In December Fidelis said it had stopped selling vehicle service plans and issuing refunds for canceled contracts. The St. Louis marketer promoted its plans on national TV and through telemarketing campaigns.
Fidelis did not sell vehicle service contracts directly to dealerships, and no dealerships were affected by the bankruptcy filing.
A notice on the company's Web site said the service contracts remain valid and are backed by third-party insurance and administration companies with funds to cover customer claims.
Some providers of competing plans fear the bankruptcy of the well-known provider will taint any business selling vehicle service contracts, including car dealerships.
"This gives the entire industry a black eye," says Larry Dorfman, CEO of Automobile Protection Corp., a provider that offers its service contracts only through dealers.
The Missouri Attorney General's Office charged that Fidelis "used misleading, deceptive and unfair sales tactics and refund practices as a regular part of its business." In a document, the attorney general urged the U.S. Bankruptcy Court in St. Louis to appoint a trustee over the company.

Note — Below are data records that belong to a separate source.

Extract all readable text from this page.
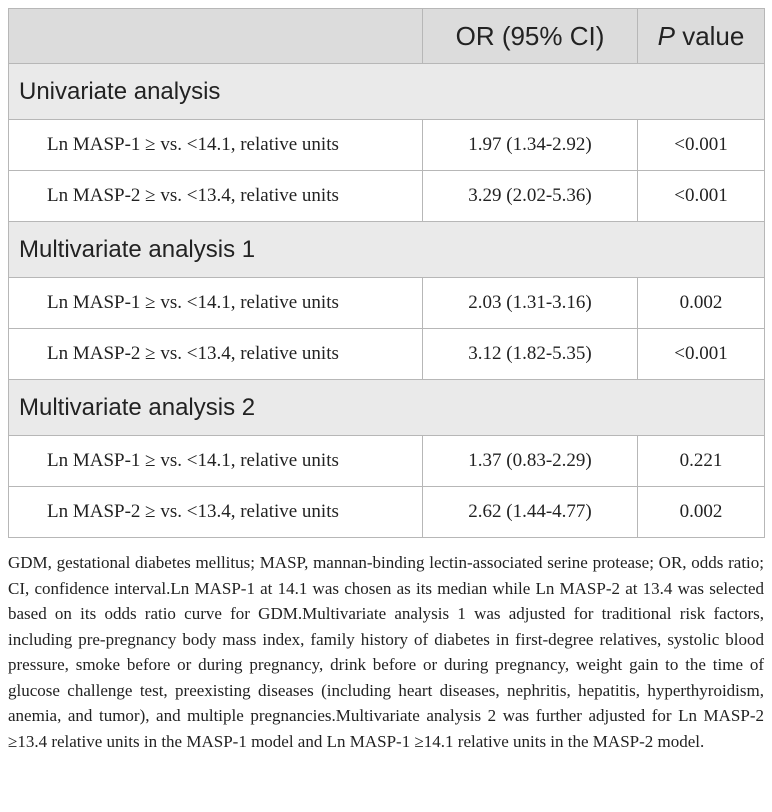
	OR (95% CI)	P value
Univariate analysis		
Ln MASP-1 ≥ vs. <14.1, relative units	1.97 (1.34-2.92)	<0.001
Ln MASP-2 ≥ vs. <13.4, relative units	3.29 (2.02-5.36)	<0.001
Multivariate analysis 1		
Ln MASP-1 ≥ vs. <14.1, relative units	2.03 (1.31-3.16)	0.002
Ln MASP-2 ≥ vs. <13.4, relative units	3.12 (1.82-5.35)	<0.001
Multivariate analysis 2		
Ln MASP-1 ≥ vs. <14.1, relative units	1.37 (0.83-2.29)	0.221
Ln MASP-2 ≥ vs. <13.4, relative units	2.62 (1.44-4.77)	0.002
GDM, gestational diabetes mellitus; MASP, mannan-binding lectin-associated serine protease; OR, odds ratio; CI, confidence interval.Ln MASP-1 at 14.1 was chosen as its median while Ln MASP-2 at 13.4 was selected based on its odds ratio curve for GDM.Multivariate analysis 1 was adjusted for traditional risk factors, including pre-pregnancy body mass index, family history of diabetes in first-degree relatives, systolic blood pressure, smoke before or during pregnancy, drink before or during pregnancy, weight gain to the time of glucose challenge test, preexisting diseases (including heart diseases, nephritis, hepatitis, hyperthyroidism, anemia, and tumor), and multiple pregnancies.Multivariate analysis 2 was further adjusted for Ln MASP-2 ≥13.4 relative units in the MASP-1 model and Ln MASP-1 ≥14.1 relative units in the MASP-2 model.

Fidelis' owners, brothers Darain and Cory Atkinson, borrowed nearly $49 million from the company to spend on themselves and their families, court records show.
Fidelis used about a dozen administrators that managed the program by insuring and processing claims. Some administrators also provide service contracts through car dealers. Administrators include Warrantech Corp., of Bedford, Texas, and Administration Plus USA Inc., of Dublin, Ohio. Both companies said their plans are properly insured.
Richard Baldini, president of Administration Plus, said his company did little business with Fidelis. "We controlled their profit and set aside reserves to handle potential refunds," he said.
Warrantech CFO Richard Gavino said his company represented less than 20 percent of Fidelis' business. Warrantech's vehicle service contracts are insured by A-rated carriers capable of paying repair claims under the program, and his company has set aside money to make refunds for canceled plans. Gavino said: "It's not an issue for Warrantech or the consumers who bought the contracts."